Early- and mid-stage companies should be aware of the new Corporate Transparency Act (CTA) 31 U.S. Code § 5336 which takes effect on January 1, 2024. https://www.law.cornell.edu/uscode/text/31/5336.
By its terms, the CTA imposes on many of the U.S.’s 30,000,000 businesses an obligation to report beneficial ownership of those business. (Under the CTA, the term “beneficial owner” means, “with respect to an entity, an individual who, directly or indirectly, through any contract, arrangement, understanding, relationship, or otherwise exercises substantial control over the entity; or owns or controls not less than 25 percent of the ownership interests of the entity…” subject to some specific exclusions.) Details of indirect or beneficial ownership are not usually required in state filings – – Delaware and California for example – – and many other states, but that ownership information must be provided to the U.S. Department of the Treasury’s Financial Crimes Enforcement Network (FinCEN) for any “reporting company”. The reporting obligation is meaningful, but many businesses will have the benefits of exceptions to the definition of “reporting company”. For example, many Laberee Law clients will satisfy this three-part exclusion: the business has (x) more than 20 employees; and (y) more than $5,000,000 is gross receipts; and (z) a physical presence in the United States. So, for some New Years Eve will come and go without the CTA spoiling the fun. There are other exceptions also, but they are too numerous to list here. But start-up companies with non-U.S. ownership should examine the CTA to determine its applicability to them.

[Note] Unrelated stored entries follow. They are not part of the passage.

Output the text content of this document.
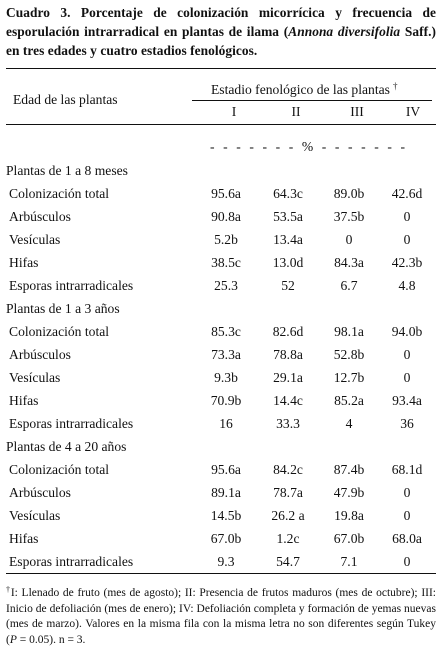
Cuadro 3. Porcentaje de colonización micorrícica y frecuencia de esporulación intrarradical en plantas de ilama (Annona diversifolia Saff.) en tres edades y cuatro estadios fenológicos.

Edad de las plantas
Estadio fenológico de las plantas †
I	II	III	IV
- - - - - - - % - - - - - - -
Plantas de 1 a 8 meses				
Colonización total	95.6a	64.3c	89.0b	42.6d
Arbúsculos	90.8a	53.5a	37.5b	0
Vesículas	5.2b	13.4a	0	0
Hifas	38.5c	13.0d	84.3a	42.3b
Esporas intrarradicales	25.3	52	6.7	4.8
Plantas de 1 a 3 años				
Colonización total	85.3c	82.6d	98.1a	94.0b
Arbúsculos	73.3a	78.8a	52.8b	0
Vesículas	9.3b	29.1a	12.7b	0
Hifas	70.9b	14.4c	85.2a	93.4a
Esporas intrarradicales	16	33.3	4	36
Plantas de 4 a 20 años				
Colonización total	95.6a	84.2c	87.4b	68.1d
Arbúsculos	89.1a	78.7a	47.9b	0
Vesículas	14.5b	26.2 a	19.8a	0
Hifas	67.0b	1.2c	67.0b	68.0a
Esporas intrarradicales	9.3	54.7	7.1	0

†I: Llenado de fruto (mes de agosto); II: Presencia de frutos maduros (mes de octubre); III: Inicio de defoliación (mes de enero); IV: Defoliación completa y formación de yemas nuevas (mes de marzo). Valores en la misma fila con la misma letra no son diferentes según Tukey (P = 0.05). n = 3.
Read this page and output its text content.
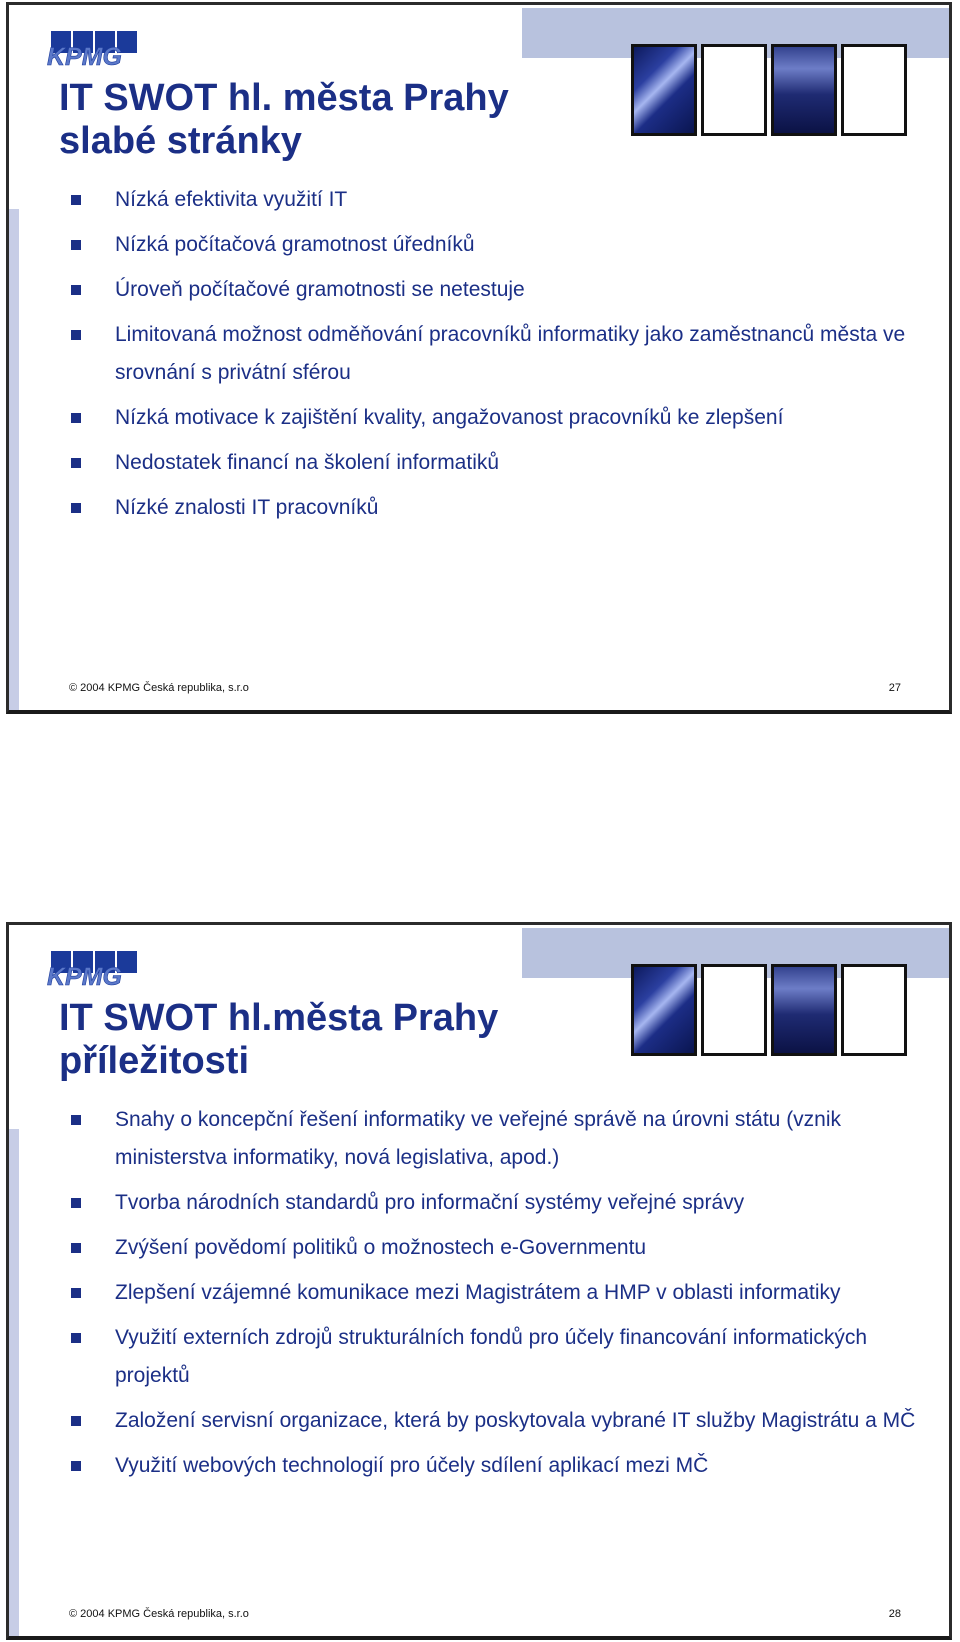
KPMG
IT SWOT hl. města Prahy
slabé stránky
Nízká efektivita využití IT
Nízká počítačová gramotnost úředníků
Úroveň počítačové gramotnosti se netestuje
Limitovaná možnost odměňování pracovníků informatiky jako zaměstnanců města ve srovnání s privátní sférou
Nízká motivace k zajištění kvality, angažovanost pracovníků ke zlepšení
Nedostatek financí na školení informatiků
Nízké znalosti IT pracovníků
© 2004 KPMG Česká republika, s.r.o	27
KPMG
IT SWOT hl.města Prahy
příležitosti
Snahy o koncepční řešení informatiky ve veřejné správě na úrovni státu (vznik ministerstva informatiky, nová legislativa, apod.)
Tvorba národních standardů pro informační systémy veřejné správy
Zvýšení povědomí politiků o možnostech e-Governmentu
Zlepšení vzájemné komunikace mezi Magistrátem a HMP v oblasti informatiky
Využití externích zdrojů strukturálních fondů pro účely financování informatických projektů
Založení servisní organizace, která by poskytovala vybrané IT služby Magistrátu a MČ
Využití webových technologií pro účely sdílení aplikací mezi MČ
© 2004 KPMG Česká republika, s.r.o	28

Reporting companies will include those formed under the laws of another country and registered to do business in the U.S. as well as, potentially, those formed under the laws of a U.S. state. The CTA’s rationale is to reduce money laundering, terrorism financing and other illegal activities. Businesses should not assume the CTA does not apply to them just because they are honest and legitimate; the CTA may still require disclosure and the penalties for non-compliance are meaningful. Fortunately, companies have a good amount of lead time to prepare for the effective date on January 1, 2024.